The database here is a strictly schematized key-value grid built from the primitives of column, cell and row. We use the database as both a flat-object store (matrix event db) using cells, columns and rows; as well as binary data block store (matrix media db) using just a single column.

Columns

A column is a key-value store. We specify columns in the database descriptors when opening the database and (though technically somewhat possible) don't change them during runtime. The database must be opened with the same descriptors in properly aligned positions every single time. All keys and values in a column can be iterated. Columns can also be split into "domains" of keys (see: db/index.h) based on the key's prefix, allowing a seek and iteration isolated to just one domain.

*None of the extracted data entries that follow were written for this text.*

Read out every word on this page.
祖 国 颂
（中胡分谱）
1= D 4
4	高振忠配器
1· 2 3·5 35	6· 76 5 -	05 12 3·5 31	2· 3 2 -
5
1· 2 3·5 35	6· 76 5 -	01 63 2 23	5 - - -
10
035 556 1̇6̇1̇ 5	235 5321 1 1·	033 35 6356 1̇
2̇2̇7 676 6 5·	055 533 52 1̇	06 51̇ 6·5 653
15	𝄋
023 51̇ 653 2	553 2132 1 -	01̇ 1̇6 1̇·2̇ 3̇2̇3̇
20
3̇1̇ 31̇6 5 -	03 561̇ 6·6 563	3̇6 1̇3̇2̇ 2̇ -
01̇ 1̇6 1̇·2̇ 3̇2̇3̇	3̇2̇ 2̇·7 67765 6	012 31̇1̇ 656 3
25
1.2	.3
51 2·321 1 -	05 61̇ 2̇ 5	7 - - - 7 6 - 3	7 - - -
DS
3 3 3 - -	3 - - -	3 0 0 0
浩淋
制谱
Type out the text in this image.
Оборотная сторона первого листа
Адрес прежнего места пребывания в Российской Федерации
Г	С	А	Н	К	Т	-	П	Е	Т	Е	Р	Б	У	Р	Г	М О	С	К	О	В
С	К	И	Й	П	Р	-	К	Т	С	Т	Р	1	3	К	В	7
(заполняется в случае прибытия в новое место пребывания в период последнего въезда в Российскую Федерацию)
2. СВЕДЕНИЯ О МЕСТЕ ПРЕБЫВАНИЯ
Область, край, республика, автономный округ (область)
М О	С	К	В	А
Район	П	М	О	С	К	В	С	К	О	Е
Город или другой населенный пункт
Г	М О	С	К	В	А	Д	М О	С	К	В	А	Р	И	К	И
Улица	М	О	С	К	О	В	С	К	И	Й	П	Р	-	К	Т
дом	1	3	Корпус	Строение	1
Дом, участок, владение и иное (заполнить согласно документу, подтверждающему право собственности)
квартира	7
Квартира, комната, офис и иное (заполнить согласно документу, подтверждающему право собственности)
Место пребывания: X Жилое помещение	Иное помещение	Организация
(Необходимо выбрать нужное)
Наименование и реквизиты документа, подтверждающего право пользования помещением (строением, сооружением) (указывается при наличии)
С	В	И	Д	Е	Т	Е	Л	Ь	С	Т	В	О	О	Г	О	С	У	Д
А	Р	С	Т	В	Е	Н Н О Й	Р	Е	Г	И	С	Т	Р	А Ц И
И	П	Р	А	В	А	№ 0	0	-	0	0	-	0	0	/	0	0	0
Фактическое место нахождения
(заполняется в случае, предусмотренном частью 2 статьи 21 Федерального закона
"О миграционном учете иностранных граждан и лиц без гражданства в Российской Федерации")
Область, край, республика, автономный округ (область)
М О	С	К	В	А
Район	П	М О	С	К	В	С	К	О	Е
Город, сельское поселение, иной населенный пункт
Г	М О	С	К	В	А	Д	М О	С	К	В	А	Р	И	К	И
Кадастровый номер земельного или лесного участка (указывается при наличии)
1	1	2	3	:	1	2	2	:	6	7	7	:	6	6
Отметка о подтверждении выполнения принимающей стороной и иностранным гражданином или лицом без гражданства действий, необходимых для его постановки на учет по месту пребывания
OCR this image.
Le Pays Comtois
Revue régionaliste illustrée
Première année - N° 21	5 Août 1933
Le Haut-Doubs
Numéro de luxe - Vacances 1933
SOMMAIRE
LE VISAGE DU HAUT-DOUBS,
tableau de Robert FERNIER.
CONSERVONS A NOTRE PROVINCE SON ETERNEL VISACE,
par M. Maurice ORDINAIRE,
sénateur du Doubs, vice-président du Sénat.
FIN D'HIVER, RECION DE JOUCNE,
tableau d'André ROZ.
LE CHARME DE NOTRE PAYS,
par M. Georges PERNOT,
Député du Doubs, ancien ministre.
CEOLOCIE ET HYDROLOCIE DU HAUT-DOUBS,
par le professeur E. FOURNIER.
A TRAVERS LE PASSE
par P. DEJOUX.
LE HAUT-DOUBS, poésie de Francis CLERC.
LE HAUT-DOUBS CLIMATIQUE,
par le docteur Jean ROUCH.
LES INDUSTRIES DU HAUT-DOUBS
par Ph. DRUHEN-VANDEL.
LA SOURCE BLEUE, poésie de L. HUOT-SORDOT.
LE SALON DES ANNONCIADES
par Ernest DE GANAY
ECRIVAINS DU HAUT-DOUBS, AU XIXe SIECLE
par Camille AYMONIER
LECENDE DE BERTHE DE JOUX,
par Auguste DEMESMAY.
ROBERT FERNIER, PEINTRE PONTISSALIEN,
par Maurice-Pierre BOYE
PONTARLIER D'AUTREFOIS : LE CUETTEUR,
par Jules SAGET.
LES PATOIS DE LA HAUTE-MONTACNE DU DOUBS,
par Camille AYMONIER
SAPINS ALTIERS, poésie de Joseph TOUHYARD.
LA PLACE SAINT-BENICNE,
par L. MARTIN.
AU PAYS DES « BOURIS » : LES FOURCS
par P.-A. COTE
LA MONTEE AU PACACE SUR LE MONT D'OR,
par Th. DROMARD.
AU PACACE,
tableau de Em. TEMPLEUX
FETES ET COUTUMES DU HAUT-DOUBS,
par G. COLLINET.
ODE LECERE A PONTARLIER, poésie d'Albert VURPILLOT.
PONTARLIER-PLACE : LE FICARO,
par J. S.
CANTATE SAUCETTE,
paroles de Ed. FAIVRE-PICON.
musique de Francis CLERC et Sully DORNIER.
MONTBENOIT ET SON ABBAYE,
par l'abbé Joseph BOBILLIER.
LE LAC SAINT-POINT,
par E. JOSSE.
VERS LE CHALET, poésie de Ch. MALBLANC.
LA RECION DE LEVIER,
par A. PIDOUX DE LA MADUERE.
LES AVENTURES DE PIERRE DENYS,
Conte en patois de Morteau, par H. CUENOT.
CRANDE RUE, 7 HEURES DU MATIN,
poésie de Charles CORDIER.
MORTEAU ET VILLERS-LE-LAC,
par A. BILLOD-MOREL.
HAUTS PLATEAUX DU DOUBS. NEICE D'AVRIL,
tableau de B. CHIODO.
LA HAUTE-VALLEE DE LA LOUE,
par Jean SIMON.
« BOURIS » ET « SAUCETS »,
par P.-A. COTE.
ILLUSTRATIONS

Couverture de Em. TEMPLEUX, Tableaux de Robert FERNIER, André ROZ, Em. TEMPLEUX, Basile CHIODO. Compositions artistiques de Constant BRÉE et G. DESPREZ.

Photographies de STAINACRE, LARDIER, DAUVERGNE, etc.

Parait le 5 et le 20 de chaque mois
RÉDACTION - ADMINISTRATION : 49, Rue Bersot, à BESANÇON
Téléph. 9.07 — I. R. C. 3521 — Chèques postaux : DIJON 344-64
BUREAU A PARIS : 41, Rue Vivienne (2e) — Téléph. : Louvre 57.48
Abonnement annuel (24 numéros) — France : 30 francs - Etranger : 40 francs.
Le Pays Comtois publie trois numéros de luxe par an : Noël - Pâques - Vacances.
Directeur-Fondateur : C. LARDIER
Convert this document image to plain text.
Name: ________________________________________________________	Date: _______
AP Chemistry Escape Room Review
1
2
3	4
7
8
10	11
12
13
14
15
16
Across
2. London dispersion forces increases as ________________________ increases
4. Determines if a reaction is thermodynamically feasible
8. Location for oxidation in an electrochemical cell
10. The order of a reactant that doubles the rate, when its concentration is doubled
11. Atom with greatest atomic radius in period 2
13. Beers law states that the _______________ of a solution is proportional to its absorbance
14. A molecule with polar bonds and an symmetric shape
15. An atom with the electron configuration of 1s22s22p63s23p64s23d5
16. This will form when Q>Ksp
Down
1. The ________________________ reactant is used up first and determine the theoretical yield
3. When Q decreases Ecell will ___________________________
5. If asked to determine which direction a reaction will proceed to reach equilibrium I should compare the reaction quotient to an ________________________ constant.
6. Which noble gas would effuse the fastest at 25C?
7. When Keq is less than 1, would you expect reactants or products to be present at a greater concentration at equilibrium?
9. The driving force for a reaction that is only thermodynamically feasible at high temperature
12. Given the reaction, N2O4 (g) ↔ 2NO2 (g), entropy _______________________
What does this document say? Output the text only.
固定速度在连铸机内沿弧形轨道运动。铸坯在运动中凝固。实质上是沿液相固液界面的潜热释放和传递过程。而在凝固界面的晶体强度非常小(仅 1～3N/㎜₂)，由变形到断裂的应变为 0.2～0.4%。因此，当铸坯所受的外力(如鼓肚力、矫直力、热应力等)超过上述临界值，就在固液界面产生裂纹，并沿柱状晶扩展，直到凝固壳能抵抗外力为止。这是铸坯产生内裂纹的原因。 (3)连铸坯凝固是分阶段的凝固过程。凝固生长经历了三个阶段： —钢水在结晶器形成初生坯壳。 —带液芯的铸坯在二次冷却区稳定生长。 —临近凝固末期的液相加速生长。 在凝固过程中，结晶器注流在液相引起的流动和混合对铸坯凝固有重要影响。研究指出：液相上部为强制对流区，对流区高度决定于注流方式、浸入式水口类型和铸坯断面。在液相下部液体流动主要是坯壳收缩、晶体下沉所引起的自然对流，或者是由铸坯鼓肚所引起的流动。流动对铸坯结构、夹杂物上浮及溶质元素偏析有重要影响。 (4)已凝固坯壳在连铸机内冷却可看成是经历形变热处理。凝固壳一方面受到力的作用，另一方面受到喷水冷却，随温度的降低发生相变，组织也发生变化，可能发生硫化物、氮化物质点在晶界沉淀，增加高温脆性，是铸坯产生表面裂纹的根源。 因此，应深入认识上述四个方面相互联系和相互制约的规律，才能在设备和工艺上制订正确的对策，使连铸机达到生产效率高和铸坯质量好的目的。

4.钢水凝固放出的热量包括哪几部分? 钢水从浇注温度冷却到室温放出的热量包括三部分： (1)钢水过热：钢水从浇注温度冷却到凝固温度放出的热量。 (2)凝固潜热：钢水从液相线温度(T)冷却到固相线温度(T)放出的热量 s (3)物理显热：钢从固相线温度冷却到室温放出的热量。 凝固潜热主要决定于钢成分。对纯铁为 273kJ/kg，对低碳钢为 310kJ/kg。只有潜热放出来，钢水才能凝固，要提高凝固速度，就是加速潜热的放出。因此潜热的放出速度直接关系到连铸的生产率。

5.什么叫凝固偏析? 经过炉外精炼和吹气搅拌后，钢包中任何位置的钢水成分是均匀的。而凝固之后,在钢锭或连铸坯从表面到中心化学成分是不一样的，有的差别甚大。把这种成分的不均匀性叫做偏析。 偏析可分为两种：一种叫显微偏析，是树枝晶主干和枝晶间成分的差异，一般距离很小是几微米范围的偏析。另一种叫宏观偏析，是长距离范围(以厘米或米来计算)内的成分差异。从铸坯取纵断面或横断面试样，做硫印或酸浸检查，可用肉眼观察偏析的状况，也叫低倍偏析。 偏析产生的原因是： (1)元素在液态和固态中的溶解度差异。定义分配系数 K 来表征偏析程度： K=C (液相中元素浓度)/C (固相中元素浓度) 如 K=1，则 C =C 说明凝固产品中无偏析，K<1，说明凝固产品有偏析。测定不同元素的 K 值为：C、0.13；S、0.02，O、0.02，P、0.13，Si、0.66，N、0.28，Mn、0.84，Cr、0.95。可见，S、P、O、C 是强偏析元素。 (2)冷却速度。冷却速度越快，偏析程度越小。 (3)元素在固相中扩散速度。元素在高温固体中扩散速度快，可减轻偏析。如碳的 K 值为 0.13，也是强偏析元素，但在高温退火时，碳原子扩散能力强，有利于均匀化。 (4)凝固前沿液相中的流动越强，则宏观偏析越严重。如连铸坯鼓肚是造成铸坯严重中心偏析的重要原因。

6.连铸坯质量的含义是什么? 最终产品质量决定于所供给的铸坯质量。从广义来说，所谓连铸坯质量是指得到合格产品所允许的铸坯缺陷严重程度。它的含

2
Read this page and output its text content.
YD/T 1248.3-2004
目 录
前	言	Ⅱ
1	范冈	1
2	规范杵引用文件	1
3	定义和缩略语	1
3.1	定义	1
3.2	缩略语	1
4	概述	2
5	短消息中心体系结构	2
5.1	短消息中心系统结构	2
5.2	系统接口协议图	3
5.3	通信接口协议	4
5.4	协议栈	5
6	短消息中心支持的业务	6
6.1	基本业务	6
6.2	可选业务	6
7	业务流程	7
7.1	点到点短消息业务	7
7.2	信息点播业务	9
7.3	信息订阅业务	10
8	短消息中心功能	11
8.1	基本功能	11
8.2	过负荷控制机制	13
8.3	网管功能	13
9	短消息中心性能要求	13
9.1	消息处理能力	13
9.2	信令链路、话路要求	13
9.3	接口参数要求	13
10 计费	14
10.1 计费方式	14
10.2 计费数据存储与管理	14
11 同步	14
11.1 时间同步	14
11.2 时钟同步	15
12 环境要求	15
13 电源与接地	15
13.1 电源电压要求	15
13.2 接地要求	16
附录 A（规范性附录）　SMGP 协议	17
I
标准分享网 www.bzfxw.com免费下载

In practice we create a column to present a single property in a JSON object. There is no recursion and we also must know the name of the property in advance to specify a descriptor for it. Applied, we create a column for each property in the Matrix event object† and then optimize that column specifically for that property.

{
	"origin_server_ts": 15373977384823,
	"content": {"msgtype": "m.text", "body": "hello"}
}

For the above example consider two columns: first origin_server_ts is optimized for timestamps by having values which are fixed 8 byte signed integers; next the content object is stored in whole as JSON text in the content column. Recursion is not yet supported but theoretically we can create more columns to hold nested properties if we want further optimizations.

† Note that the application in the example has been further optimized; not every property in the Matrix event has a dedicated column, and an additional meta-column is used to store full JSON events (albeit compressed) which is may be selected to improve performance by making a single larger request rather than several smaller requests to compose the same data.

Rows

Since columns are technically independent key-value stores (they have their own index), when an index key is the same between columns we call this a row. In the Matrix event example, each property of the same event is sought together in a row. A row seek is optimized and the individual cells are queried concurrently and iterated in lock-step together.

There is a caveat to rows even though the queries to individual cells are made concurrently: each cell still requires an individual request to the storage device. The device has a fixed number of total requests it can service concurrently.

Cells

A cell is a gratuitious interface representing of a single value in a column with a common key that should be able to form a row between columns. A row is comprised of cells.

Important notes

!!! The database system is plugged into the userspace context system to facilitate IO. This means that an expensive database call (mostly on the read side) that has to do disk IO will suspend your userspace context. Remember that when your userspace context resumes on the other side of the call, the state of IRCd and even the database itself may have changed. We have a suite of tools to mitigate this. !!!

  • While the database schema is modifiable at runtime (we can add and remove columns on the fly) the database is very picky about opening the exact same way it last closed. This means, for now, we have the full object schema explicitly specified when the DB is first opened. All columns exist for the lifetime of the DB, whether or not you have a handle to them.